Sebagai film pendek lain yang berhasil meraih penghargaan Best Short Film (Animated) dari Academy Awards (2016), alur kisah Bear Story tidak kalah bermakna. Dengan pengemasan yang alur kisah yang unik, Bear Story menghadirkan sebuah kisah yang nampaknya sangat relate dengan kehidupan nyata ini. Tayangan pendek animasi ini memiliki dua kisah serta nilai utama. Pertama adalah kisah mengenai keluarga beruang. Sang ayah diambil dan ditarik paksa untuk bekerja dalam sebuah sirkus binatang, membuatnya terpisah dari sang keluarga.

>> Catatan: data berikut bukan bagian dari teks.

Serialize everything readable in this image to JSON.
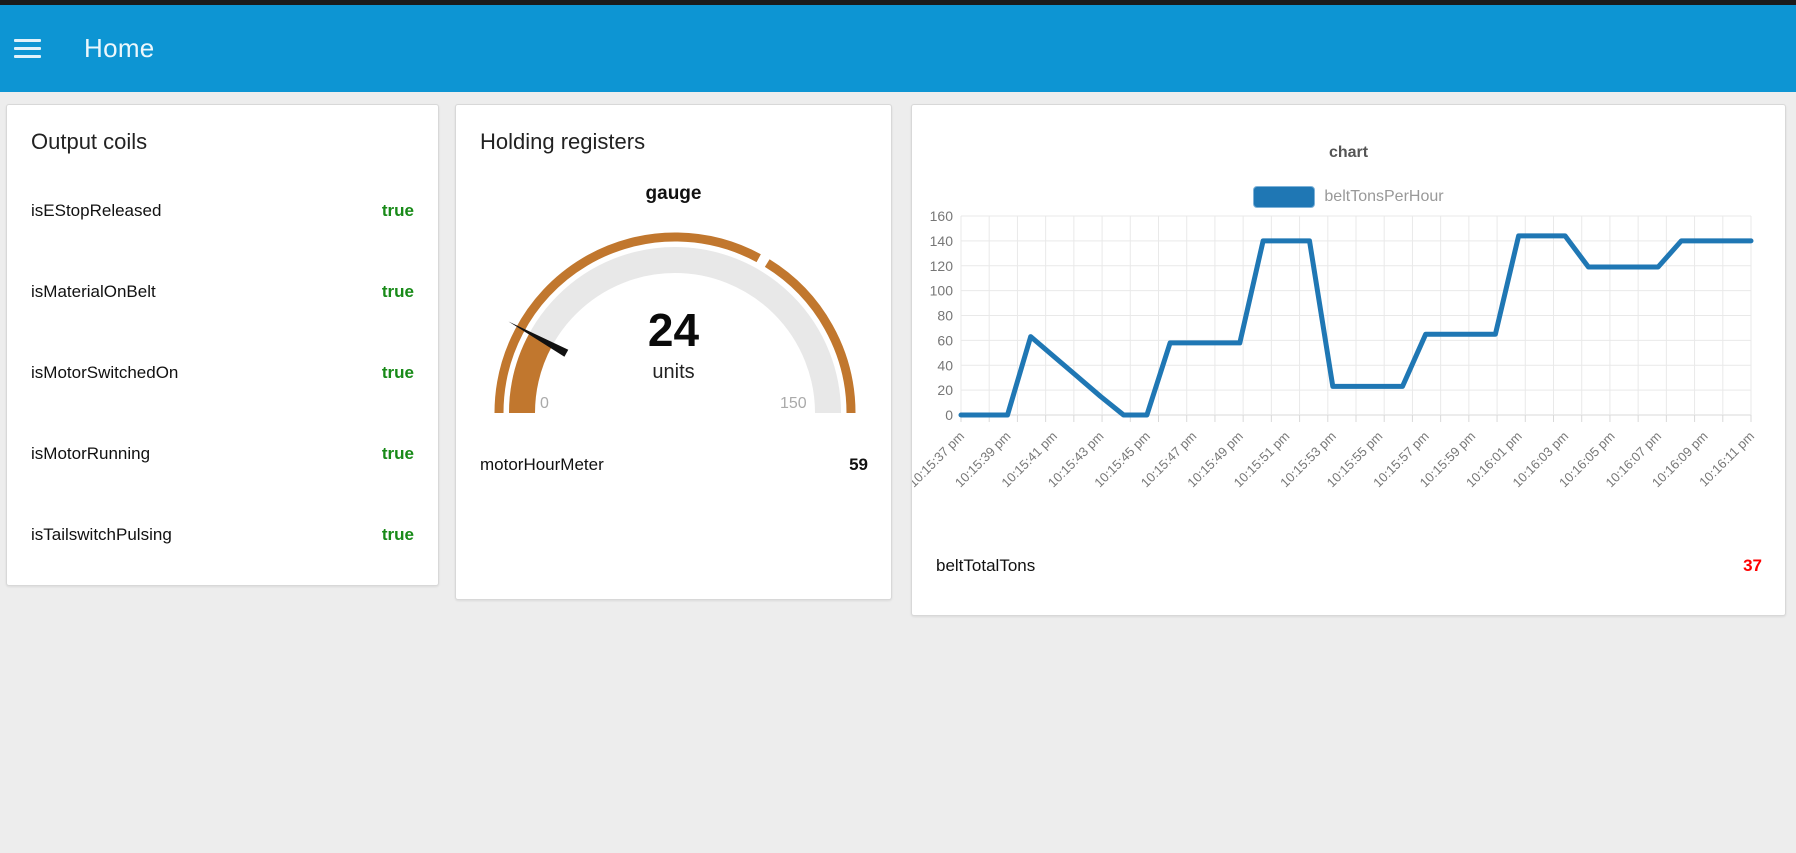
{
  "header": {
    "title": "Home"
  },
  "output_coils": {
    "title": "Output coils",
    "items": [
      {
        "label": "isEStopReleased",
        "value": "true"
      },
      {
        "label": "isMaterialOnBelt",
        "value": "true"
      },
      {
        "label": "isMotorSwitchedOn",
        "value": "true"
      },
      {
        "label": "isMotorRunning",
        "value": "true"
      },
      {
        "label": "isTailswitchPulsing",
        "value": "true"
      }
    ]
  },
  "holding_registers": {
    "title": "Holding registers",
    "gauge": {
      "title": "gauge",
      "value": "24",
      "units": "units",
      "min": 0,
      "max": 150,
      "min_label": "0",
      "max_label": "150",
      "sector_boundary": 100
    },
    "meter": {
      "label": "motorHourMeter",
      "value": "59"
    }
  },
  "chart_card": {
    "total": {
      "label": "beltTotalTons",
      "value": "37"
    }
  },
  "chart_data": {
    "type": "line",
    "title": "chart",
    "legend_position": "top",
    "grid": true,
    "xlabel": "",
    "ylabel": "",
    "ylim": [
      0,
      160
    ],
    "y_ticks": [
      0,
      20,
      40,
      60,
      80,
      100,
      120,
      140,
      160
    ],
    "x_tick_labels": [
      "10:15:37 pm",
      "10:15:39 pm",
      "10:15:41 pm",
      "10:15:43 pm",
      "10:15:45 pm",
      "10:15:47 pm",
      "10:15:49 pm",
      "10:15:51 pm",
      "10:15:53 pm",
      "10:15:55 pm",
      "10:15:57 pm",
      "10:15:59 pm",
      "10:16:01 pm",
      "10:16:03 pm",
      "10:16:05 pm",
      "10:16:07 pm",
      "10:16:09 pm",
      "10:16:11 pm"
    ],
    "sample_interval_seconds": 1,
    "series": [
      {
        "name": "beltTonsPerHour",
        "values": [
          0,
          0,
          0,
          63,
          47,
          31,
          15,
          0,
          0,
          58,
          58,
          58,
          58,
          140,
          140,
          140,
          23,
          23,
          23,
          23,
          65,
          65,
          65,
          65,
          144,
          144,
          144,
          119,
          119,
          119,
          119,
          140,
          140,
          140,
          140
        ]
      }
    ]
  },
  "colors": {
    "header_bg": "#0d95d3",
    "page_bg": "#ededed",
    "card_bg": "#ffffff",
    "true_green": "#188a18",
    "gauge_arc": "#c1772e",
    "gauge_track": "#e8e8e8",
    "needle": "#111111",
    "series_blue": "#1f77b4",
    "total_red": "#ff0000",
    "grid_line": "#e9e9e9",
    "axis_line": "#d9d9d9",
    "axis_text": "#777777",
    "legend_text": "#999999",
    "chart_title_text": "#555555"
  }
}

Kemudian, disuguhkan juga kisah mengenai kejamnya perlakuan terhadap binatang-binatang yang digunakan untuk kepentingan hiburan sirkus, di mana mereka tidak dirawat dengan baik dan dipaksa untuk melakukan hal-hal sulit dan berbahaya. Bear Story menunjukkan bahwa kasih sayang keluarga akan bertahan sepanjang masa, walau terpisahkan oleh jarak dan waktu. Selain itu, film pendek animasi ini juga menunjukkan bagaimana sirkus binatang sangatlah merugikan dan membahayakan para binatang sehingga perlu untuk ditangani lebih lanjut.



Umbrella

Berkisah mengenai anak yatim piatu yang tumbuh besar dalam panti asuhan, Umbrella menawarkan sebuah kisah nyata yang berarti dan berharga. Film pendek yang diproduksi oleh Stratostorm ini mengisahkan seorang anak yatim yang ingin sekali memiliki sebuah payung berwarna kuning. Setelah ditelusuri, keinginannya tersebut dilatarbelakangi oleh pengalamannya, di mana ia sempat menjadi pengungsi.

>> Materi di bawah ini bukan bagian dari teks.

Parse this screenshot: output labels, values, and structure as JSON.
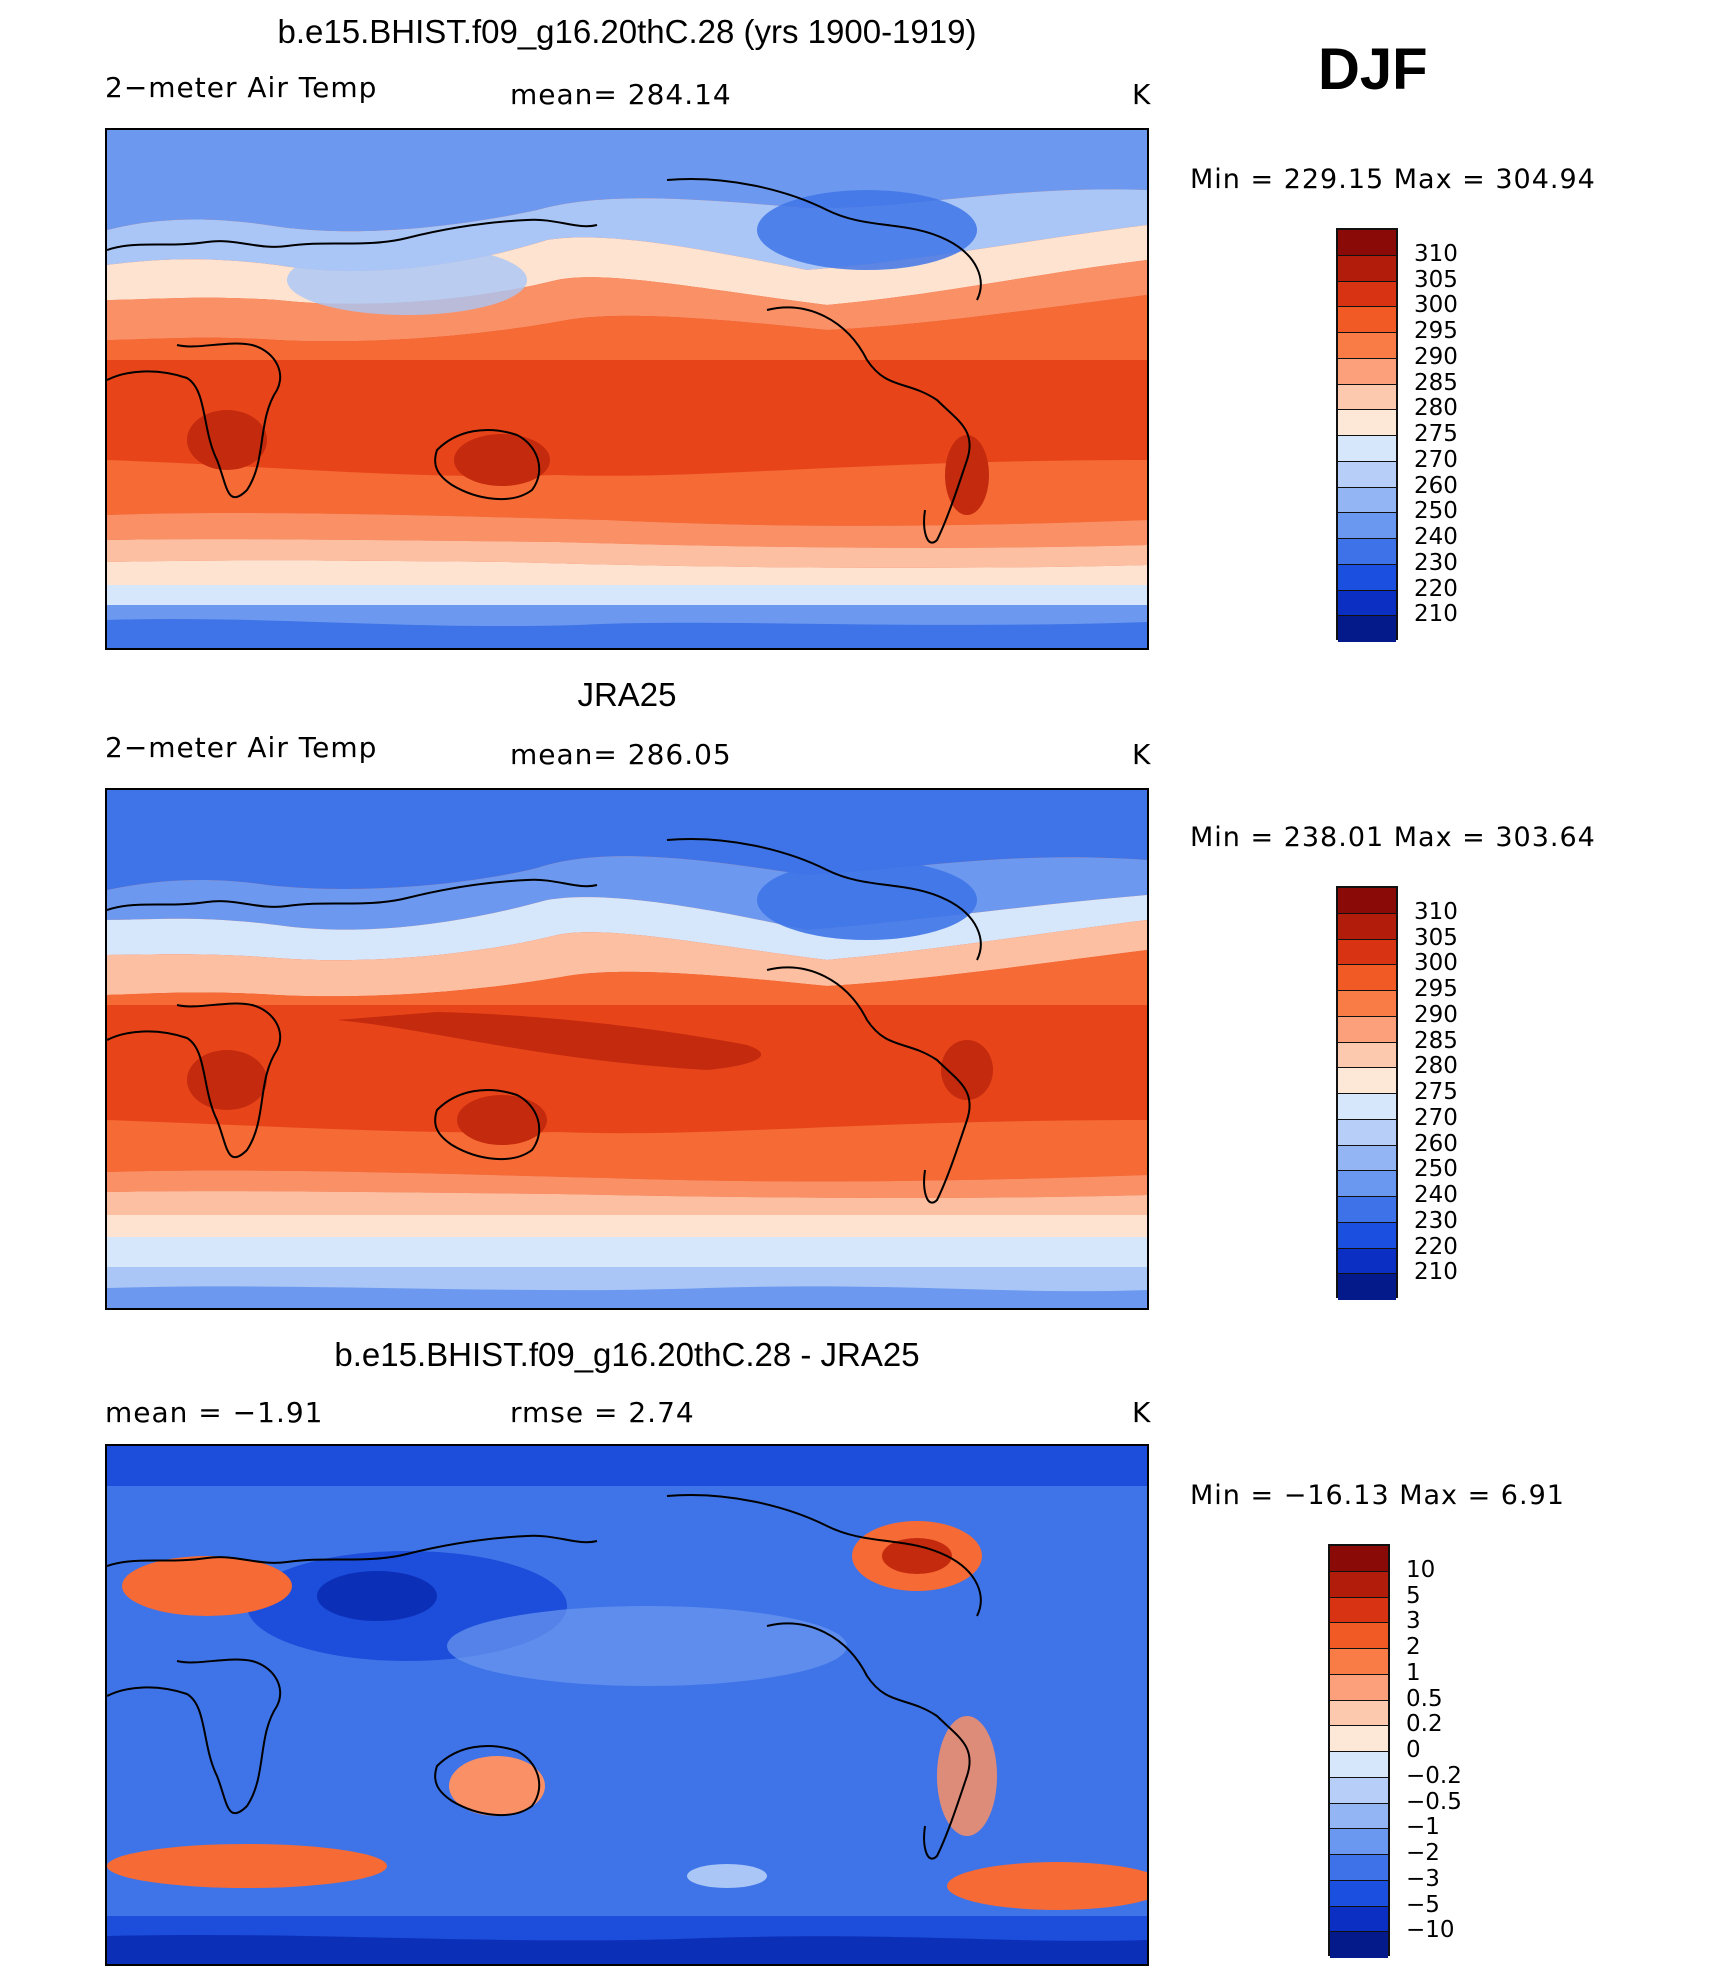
{
  "season": "DJF",
  "panels": [
    {
      "id": "model",
      "title": "b.e15.BHIST.f09_g16.20thC.28 (yrs 1900-1919)",
      "variable": "2−meter Air Temp",
      "stat1": "mean= 284.14",
      "stat2": "",
      "units": "K",
      "minmax": "Min  =  229.15  Max  =  304.94",
      "colorbar": {
        "labels": [
          "310",
          "305",
          "300",
          "295",
          "290",
          "285",
          "280",
          "275",
          "270",
          "260",
          "250",
          "240",
          "230",
          "220",
          "210"
        ],
        "colors": [
          "#8a0a07",
          "#b21d0b",
          "#d83312",
          "#f15a24",
          "#f97c47",
          "#fca07c",
          "#fcc9ae",
          "#fde7d6",
          "#d6e6fb",
          "#b7cff8",
          "#94b5f4",
          "#6a97ef",
          "#3e72e8",
          "#1a4fe0",
          "#0a2fc2",
          "#041a8a"
        ]
      }
    },
    {
      "id": "obs",
      "title": "JRA25",
      "variable": "2−meter Air Temp",
      "stat1": "mean= 286.05",
      "stat2": "",
      "units": "K",
      "minmax": "Min  =  238.01  Max  =  303.64",
      "colorbar": {
        "labels": [
          "310",
          "305",
          "300",
          "295",
          "290",
          "285",
          "280",
          "275",
          "270",
          "260",
          "250",
          "240",
          "230",
          "220",
          "210"
        ],
        "colors": [
          "#8a0a07",
          "#b21d0b",
          "#d83312",
          "#f15a24",
          "#f97c47",
          "#fca07c",
          "#fcc9ae",
          "#fde7d6",
          "#d6e6fb",
          "#b7cff8",
          "#94b5f4",
          "#6a97ef",
          "#3e72e8",
          "#1a4fe0",
          "#0a2fc2",
          "#041a8a"
        ]
      }
    },
    {
      "id": "diff",
      "title": "b.e15.BHIST.f09_g16.20thC.28 - JRA25",
      "variable": "mean =   −1.91",
      "stat1": "rmse =    2.74",
      "stat2": "",
      "units": "K",
      "minmax": "Min  =  −16.13  Max  =      6.91",
      "colorbar": {
        "labels": [
          "10",
          "5",
          "3",
          "2",
          "1",
          "0.5",
          "0.2",
          "0",
          "−0.2",
          "−0.5",
          "−1",
          "−2",
          "−3",
          "−5",
          "−10"
        ],
        "colors": [
          "#8a0a07",
          "#b21d0b",
          "#d83312",
          "#f15a24",
          "#f97c47",
          "#fca07c",
          "#fcc9ae",
          "#fde7d6",
          "#d6e6fb",
          "#b7cff8",
          "#94b5f4",
          "#6a97ef",
          "#3e72e8",
          "#1a4fe0",
          "#0a2fc2",
          "#041a8a"
        ]
      }
    }
  ],
  "map_palette": {
    "deep_red": "#c42a0d",
    "red": "#e8441a",
    "orange_red": "#f56a35",
    "orange": "#fa9066",
    "salmon": "#fcbfa2",
    "cream": "#fde3d0",
    "pale_blue": "#d7e7fb",
    "light_blue": "#a9c6f6",
    "blue": "#6c99ef",
    "mid_blue": "#3f74e8",
    "deep_blue": "#1c4ddb",
    "navy": "#0c2fb8"
  }
}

Pada saat itu, ia selalu ditemani oleh sebuah payung kuning. Pada saat dirinya telah menginjak usia tua, ia memutuskan untuk membuka toko payung, sebagai bentuk memori masa kecilnya. Tayangan ini mengajarkan kita untuk tetap mengingat dan menghargai hal-hal kecil yang mengisi hidup kita. Tersirat juga nilai untuk membantu sesama dan tidak serakah dengan kepemilikan pribadi kita.



Farewell

Film pendek animasi ini diproduksi pada tahun 2016 di Prancis. Tontonan singkat ini berkisah tentang seorang pelukis wanita yang baru saja mengalami keguguran dan sangat terpukul akan kondisi tersebut. Secara tiba-tiba ia didatangi oleh gambar burung pada sebuah kertas. Namun, uniknya, burung tersebut dapat bergerak. Tanpa sadar, burung tersebut mengajarinya dan menuntunnya untuk melupakan kesedihan mendalamnya dan mengajaknya untuk keluar dari awan kelabu yang mengitarinya.

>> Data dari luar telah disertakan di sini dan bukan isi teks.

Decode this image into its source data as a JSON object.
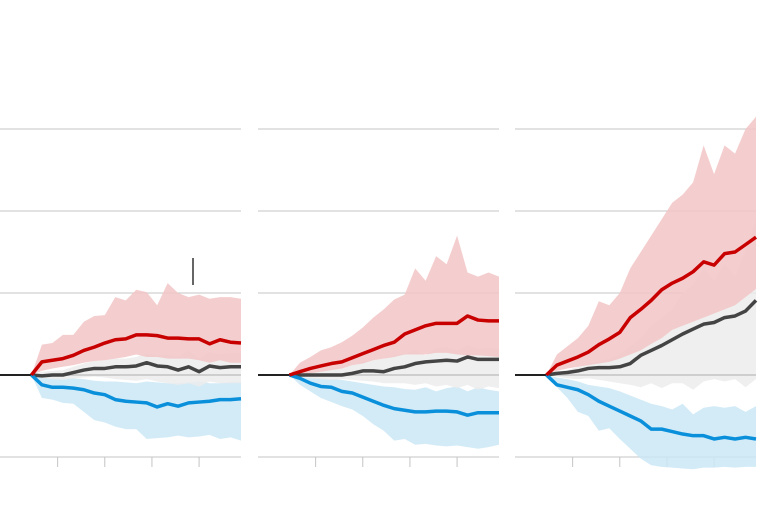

Pada akhirnya, burung tersebut menjadi hidup, namun ia langsung kehilangan nyawanya. Sang wanita pun dengan berat harti membiarkan burung tersebut pergi, setelah unggas tersebut membantunya dan membimbingnya untuk menata kehidupan seperti semula. Sosok burung tersebut menyimbolkan anak sang wanita yang telah tiada. Tindakan saat ia melepaskan burung yang sudah mati seakan merepresentasikan dirinya yang sedang melepaskan dan meingikhlaskan anaknya yang tidak berada bersamanya. Film pendek ini mengajarkan kita untuk ikhlas dan tabah dalam melepaskan sesuatu yang sudah tidak kita miliki.

Pip

Pip dapat dikatakan sebagai salah satu film pendek animasi dengan jumlah tayangan terbanyak di YouTube, yaitu sekitar 254 juta viewers. Secara garis besar, Pip mengisahkan seorang anjing yang belajar di Canine University. Tujuannya hanyalah satu, yaitu untuk menjadi seekor anjing pemandu. Namun, hal tersebut tidak semudah yang ia pikir. Walaupun memiliki alur cerita sederhana, film animasi pendek yang satu ini mampu menyalurkan segala rintangan yang dialami oleh si anjing.

Tayangan tersebut pun berhasil menyampaikan pesan untuk pantang menyerah dalam meraih dan menggapai mimpi. Dengan memiliki sikap tersebut, kita pasti akan meraih segala mimpi dan harapan kita. Pip juga menunjukkan kasih sayang yang dimiliki anjing kepada manusia. Dengan begitu, penting bagi kita untuk tetap menyayangi mereka dan merawatnya.